Panel Paper: Municipal Insurance Pools and Voting Rights Cases: Observations from Indian Country

Friday, November 8, 2019
I.M Pei Tower: Terrace Level, Beverly (Sheraton Denver Downtown)

*Names in bold indicate Presenter

Jean Schroedel, Claremont Graduate University


The practice of disenfranchisement of racial and ethnic groups has a long history in the United States. Unfortunately, the practice did not end with the passage of the Voting Rights Act in 1975. In fact, as evidenced by the large number of voting rights cases still being litigated, local officials still finds ways, sometimes overtly and sometimes surreptitiously to disenfranchise populations. Nowhere has it this practice been as blatant as in Indian Country, where the many forms of vote dilution and suppression , as well as violations of the minority language provisions, have been used to deny an equal voice to Native voters. When this occurs, the only remedy is for the voters to seek judicial redress, arguing that election officials with violating rights protected by the Fourteenth Amendment and the voting Rights Act.

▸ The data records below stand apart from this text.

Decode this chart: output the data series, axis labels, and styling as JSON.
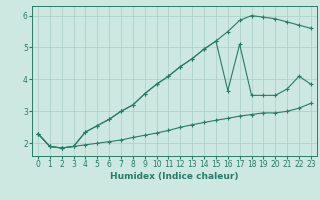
{
  "xlabel": "Humidex (Indice chaleur)",
  "bg_color": "#cce8e0",
  "grid_color": "#aacfc8",
  "line_color": "#2a7a6a",
  "xlim": [
    -0.5,
    23.5
  ],
  "ylim": [
    1.6,
    6.3
  ],
  "yticks": [
    2,
    3,
    4,
    5,
    6
  ],
  "xticks": [
    0,
    1,
    2,
    3,
    4,
    5,
    6,
    7,
    8,
    9,
    10,
    11,
    12,
    13,
    14,
    15,
    16,
    17,
    18,
    19,
    20,
    21,
    22,
    23
  ],
  "line1_x": [
    0,
    1,
    2,
    3,
    4,
    5,
    6,
    7,
    8,
    9,
    10,
    11,
    12,
    13,
    14,
    15,
    16,
    17,
    18,
    19,
    20,
    21,
    22,
    23
  ],
  "line1_y": [
    2.3,
    1.9,
    1.85,
    1.9,
    1.95,
    2.0,
    2.05,
    2.1,
    2.18,
    2.25,
    2.32,
    2.4,
    2.5,
    2.58,
    2.65,
    2.72,
    2.78,
    2.85,
    2.9,
    2.95,
    2.95,
    3.0,
    3.1,
    3.25
  ],
  "line2_x": [
    0,
    1,
    2,
    3,
    4,
    5,
    6,
    7,
    8,
    9,
    10,
    11,
    12,
    13,
    14,
    15,
    16,
    17,
    18,
    19,
    20,
    21,
    22,
    23
  ],
  "line2_y": [
    2.3,
    1.9,
    1.85,
    1.9,
    2.35,
    2.55,
    2.75,
    3.0,
    3.2,
    3.55,
    3.85,
    4.1,
    4.4,
    4.65,
    4.95,
    5.2,
    5.5,
    5.85,
    6.0,
    5.95,
    5.9,
    5.8,
    5.7,
    5.6
  ],
  "line3_x": [
    0,
    1,
    2,
    3,
    4,
    5,
    6,
    7,
    8,
    9,
    10,
    11,
    12,
    13,
    14,
    15,
    16,
    17,
    18,
    19,
    20,
    21,
    22,
    23
  ],
  "line3_y": [
    2.3,
    1.9,
    1.85,
    1.9,
    2.35,
    2.55,
    2.75,
    3.0,
    3.2,
    3.55,
    3.85,
    4.1,
    4.4,
    4.65,
    4.95,
    5.2,
    3.65,
    5.1,
    3.5,
    3.5,
    3.5,
    3.7,
    4.1,
    3.85
  ]
}
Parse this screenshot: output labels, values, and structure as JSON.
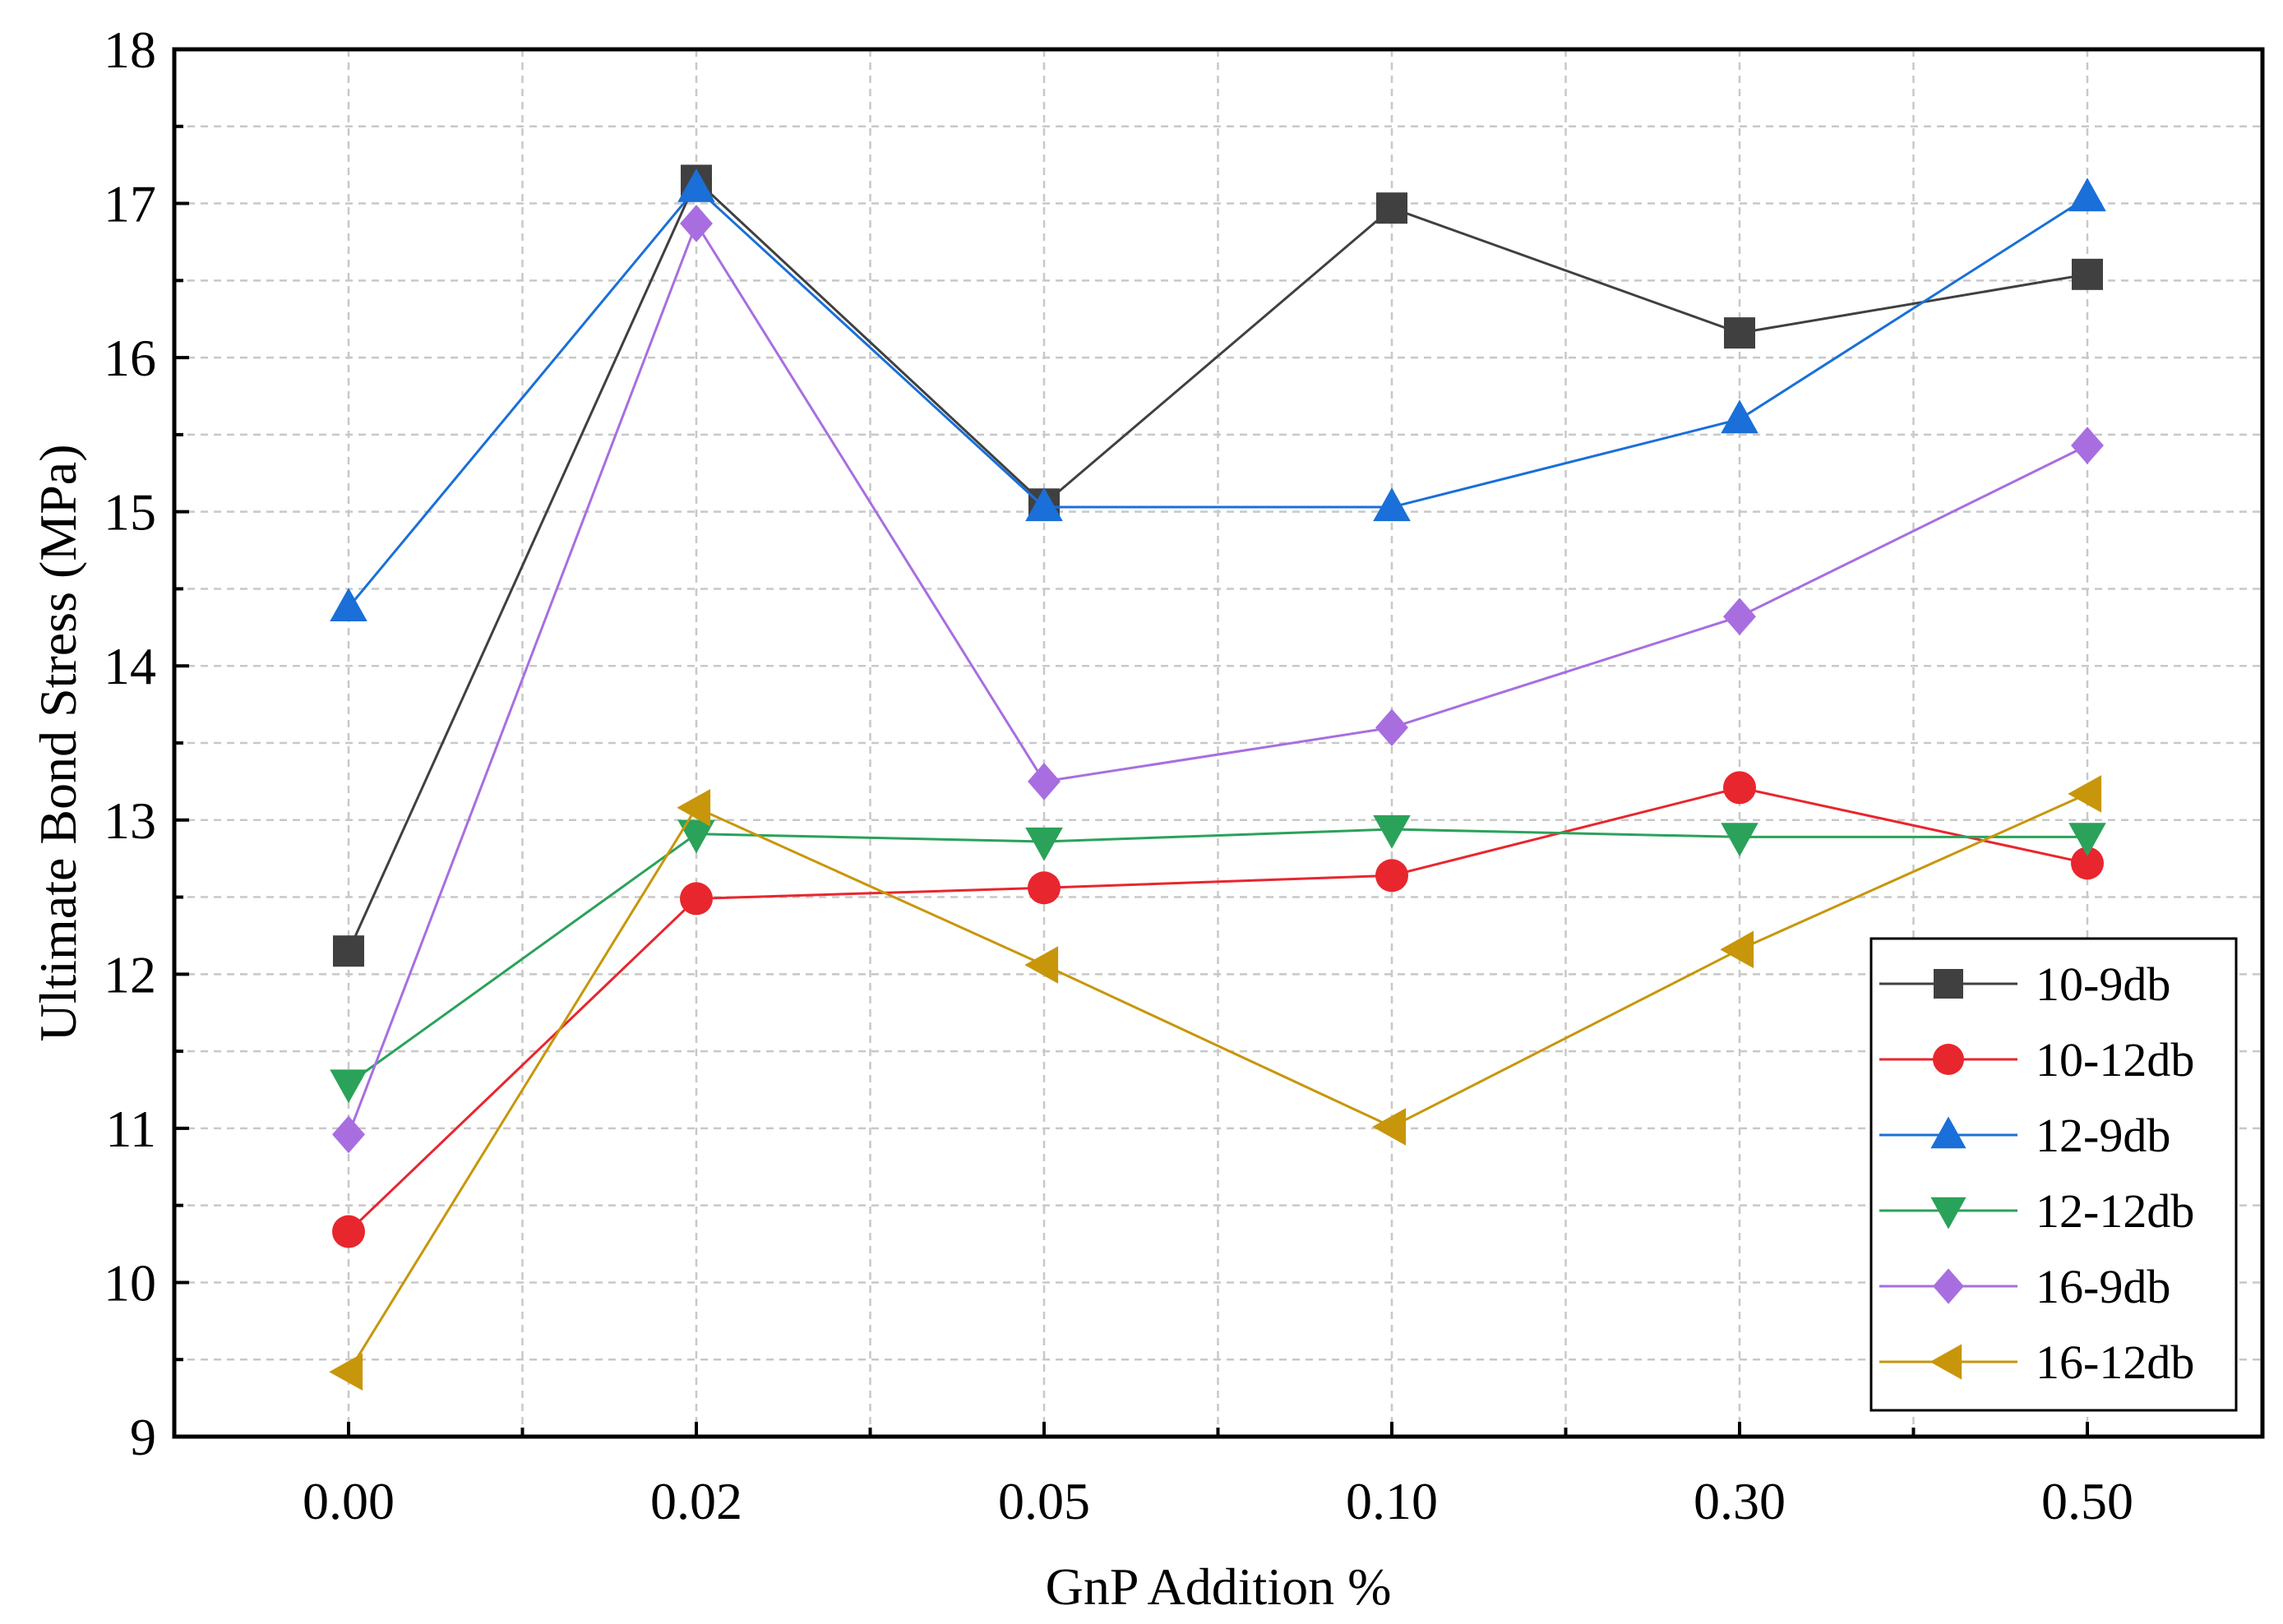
{
  "chart_data": {
    "type": "line",
    "title": "",
    "xlabel": "GnP Addition %",
    "ylabel": "Ultimate Bond Stress (MPa)",
    "categories": [
      "0.00",
      "0.02",
      "0.05",
      "0.10",
      "0.30",
      "0.50"
    ],
    "ylim": [
      9,
      18
    ],
    "yticks": [
      9,
      10,
      11,
      12,
      13,
      14,
      15,
      16,
      17,
      18
    ],
    "grid": true,
    "legend_position": "bottom-right",
    "series": [
      {
        "name": "10-9db",
        "color": "#404040",
        "marker": "square",
        "values": [
          12.15,
          17.15,
          15.05,
          16.97,
          16.16,
          16.54
        ]
      },
      {
        "name": "10-12db",
        "color": "#e8262e",
        "marker": "circle",
        "values": [
          10.33,
          12.49,
          12.56,
          12.64,
          13.21,
          12.72
        ]
      },
      {
        "name": "12-9db",
        "color": "#1a6fd8",
        "marker": "triangle-up",
        "values": [
          14.38,
          17.1,
          15.03,
          15.03,
          15.6,
          17.04
        ]
      },
      {
        "name": "12-12db",
        "color": "#2aa25a",
        "marker": "triangle-down",
        "values": [
          11.29,
          12.91,
          12.86,
          12.94,
          12.89,
          12.89
        ]
      },
      {
        "name": "16-9db",
        "color": "#a86ee0",
        "marker": "diamond",
        "values": [
          10.96,
          16.87,
          13.25,
          13.6,
          14.32,
          15.43
        ]
      },
      {
        "name": "16-12db",
        "color": "#c8960a",
        "marker": "triangle-left",
        "values": [
          9.42,
          13.08,
          12.06,
          11.01,
          12.16,
          13.17
        ]
      }
    ]
  }
}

Voting rights cases, however, require access to both financial and legal resources; both of which are in short supply in Indian Country. The defendants in these cases, state and local government entities, do not face similar constraints. State and local governments typically belong to large municipal insurance pools, which are used to cover the costs of defending against lawsuits. Even though insurance pools are funded through taxes, citizens in the jurisdiction being sued only bear a small fraction incurred in a particular case. As such, the defendants in voting rights cases have an incentive to “paper up”, or unnecessarily extend litigation through unnecessary motions and depositions designed to raise the cost, which is inequitably borne by Native plaintiffs and their attorneys. Governments often raise the costs through “papering up” in voting rights cases and then, if they think they will lose, to settle at the last minute, which prevents plaintiffs from recovering the costs of litigation. In this paper, we explore the extent to whether states and municipal governments are using these pools to run up the costs in native voting rights cases.

Our data set is comprised of all Native American voting rights cases between 2008 and 2018. For each case, we identify the counsel for each party, whether there was a judicial ruling or a settlement, available records listing costs and sources of funding for each party. We expect to find that in political jurisdiction which belong to municipal insurance pools, their attorneys engage in actions that increase the costs for all parties, but which are disproportionately borne by the Native plaintiffs and their attorneys. In doing so the government entities used taxpayer money to defend against a lawsuit brought by their own citizens seeking to preserve their voting rights. While the immediate negative effects of such actions is obvious, the longer term effect is to discourage other Native voters, whose rights have been infringed, to pursue judicial redress because the cost is just too high.